The second set of events that have validated my decision to spend more time on family involves some very public events. In looking back at 2004, the almost unfathomable murders of hundreds of children in Beslan, Russia in September by MUSLIM mercenaries posing as Chechnan thugs, forced all of us to see the pain and suffering of the parents upfront and too close, where even the 10,000 miles of distance between us didn’t help hide the horror. As they say in the world of tragedy, “no parent should outlive their child."

We also witnessed the pain and suffering of the family and friends of NFL-star-turned-Army-solider Pat Tillman who was killed in Afghanistan. Regardless of whether it was friendly fire or some other unexplained error, Pat Tillman’s parents know their son gave up a multi-million dollar career to proudly wear the uniform of the U.S. military because he was brought up to understand the meaning of true values. He died doing what he felt he had to do: stand up as an American and help bring freedom to millions in Afghanistan who yearned for it and deserved it.

The recent elections in which more than 10-million people established as free a government as one can have in that region is proof enough for me that Pat Tillman did the right thing for the right reason. In his fight to bring a brand of Democracy to the region, I consider him a member of MY family, both as an American, and as a father of an Air Force Staff Sergeant who worked the same mountains and caves of Afghanistan to make freedom possible. Pat Tillman was the same age as my Son, so I will always consider him part of my extended family. May he rest in Peace, as well as the other soldiers, Marines, airmen and sailors who served overseas.

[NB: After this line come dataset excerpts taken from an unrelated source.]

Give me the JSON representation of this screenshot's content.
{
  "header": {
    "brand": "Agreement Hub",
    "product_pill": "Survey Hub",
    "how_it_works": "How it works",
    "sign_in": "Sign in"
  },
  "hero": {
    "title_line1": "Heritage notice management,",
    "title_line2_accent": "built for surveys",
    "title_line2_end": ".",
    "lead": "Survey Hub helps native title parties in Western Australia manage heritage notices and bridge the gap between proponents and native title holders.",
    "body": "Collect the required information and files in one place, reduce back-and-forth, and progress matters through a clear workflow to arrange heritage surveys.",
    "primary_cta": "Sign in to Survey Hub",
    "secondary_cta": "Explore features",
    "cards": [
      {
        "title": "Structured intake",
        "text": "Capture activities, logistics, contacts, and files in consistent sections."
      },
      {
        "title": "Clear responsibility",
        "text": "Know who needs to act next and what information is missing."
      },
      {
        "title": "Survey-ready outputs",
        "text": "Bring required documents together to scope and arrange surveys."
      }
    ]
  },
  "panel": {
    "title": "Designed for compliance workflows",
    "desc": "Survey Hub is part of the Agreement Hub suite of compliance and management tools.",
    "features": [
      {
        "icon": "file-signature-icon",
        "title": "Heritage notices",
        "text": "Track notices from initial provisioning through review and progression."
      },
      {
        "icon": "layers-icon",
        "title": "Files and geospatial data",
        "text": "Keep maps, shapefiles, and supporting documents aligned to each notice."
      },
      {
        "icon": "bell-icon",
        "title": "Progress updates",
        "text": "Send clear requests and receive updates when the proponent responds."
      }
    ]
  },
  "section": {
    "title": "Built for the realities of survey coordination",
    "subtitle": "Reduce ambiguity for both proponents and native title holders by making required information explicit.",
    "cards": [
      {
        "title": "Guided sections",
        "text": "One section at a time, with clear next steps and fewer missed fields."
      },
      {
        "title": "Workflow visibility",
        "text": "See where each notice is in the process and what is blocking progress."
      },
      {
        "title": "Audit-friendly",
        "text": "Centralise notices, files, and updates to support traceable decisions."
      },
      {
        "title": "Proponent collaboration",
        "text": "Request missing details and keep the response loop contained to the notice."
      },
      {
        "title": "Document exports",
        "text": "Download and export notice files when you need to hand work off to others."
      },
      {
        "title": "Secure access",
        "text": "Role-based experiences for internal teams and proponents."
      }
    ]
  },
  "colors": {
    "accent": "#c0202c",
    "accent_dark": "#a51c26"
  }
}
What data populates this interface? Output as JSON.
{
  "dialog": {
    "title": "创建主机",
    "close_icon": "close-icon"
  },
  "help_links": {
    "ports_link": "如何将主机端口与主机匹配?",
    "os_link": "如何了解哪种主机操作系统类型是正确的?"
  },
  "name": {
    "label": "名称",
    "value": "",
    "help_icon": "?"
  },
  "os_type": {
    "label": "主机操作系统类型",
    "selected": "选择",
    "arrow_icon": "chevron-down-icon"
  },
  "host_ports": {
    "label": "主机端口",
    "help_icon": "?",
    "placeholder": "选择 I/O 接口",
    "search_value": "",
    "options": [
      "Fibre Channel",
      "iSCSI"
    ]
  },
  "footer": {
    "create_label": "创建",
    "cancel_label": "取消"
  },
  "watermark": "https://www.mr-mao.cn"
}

Freedom is not always perfect, as we should know from what we experience each day here at home. But it’s better than the repressive alternative and a great start to a better life for Afghanistan and the rest of the world.

Finally, the tsunami disaster in Southern Asia should give us all pause and force us to look around and see how lucky we really are. Having babies ripped from a mother’s arms, or losing a spouse or friend in the sudden torment of a tsunami makes us all wonder how we would feel or how we would react to such a life threatening event. The massive nature of this disaster, 12 countries ravaged across 6,000 miles of ocean, more than boggles the mind. I am still having a hard time processing what I see on TV.

>From my little Internet perch, this disaster was not only a defining moment for those involved directly or affected by it, but it should be a defining moment for all of us. It should remind us that we do not have TOTAL control over our destiny.

Please don’t misunderstand that as some religious overture, but rather, a pragmatic view that in our hustle and bustle world of living life in the fast lane, fast cars and fast women (or men), and jet-setting around the world, or the nightlife and the clubs in our own cities, we have a sense of invulnerability, of immortality.

I think it’s rather obvious that the folks sitting on the beach in their bikinis and trunks thought they were in control of life, sipping a drink or reading a book in paradise. Ensconced at the edge of the world, I suspect they had left all their cares behind at home. The last thing they expected was the tsunami that turned out to be the last thing they ever saw. No need for New Year’s resolutions on their part.

I have learned from those folks’ real life lessons and in 2005, my columns will be shorter, my focus will be sharper, and my family and I will be happier. That’s not a resolution, that’s a promise!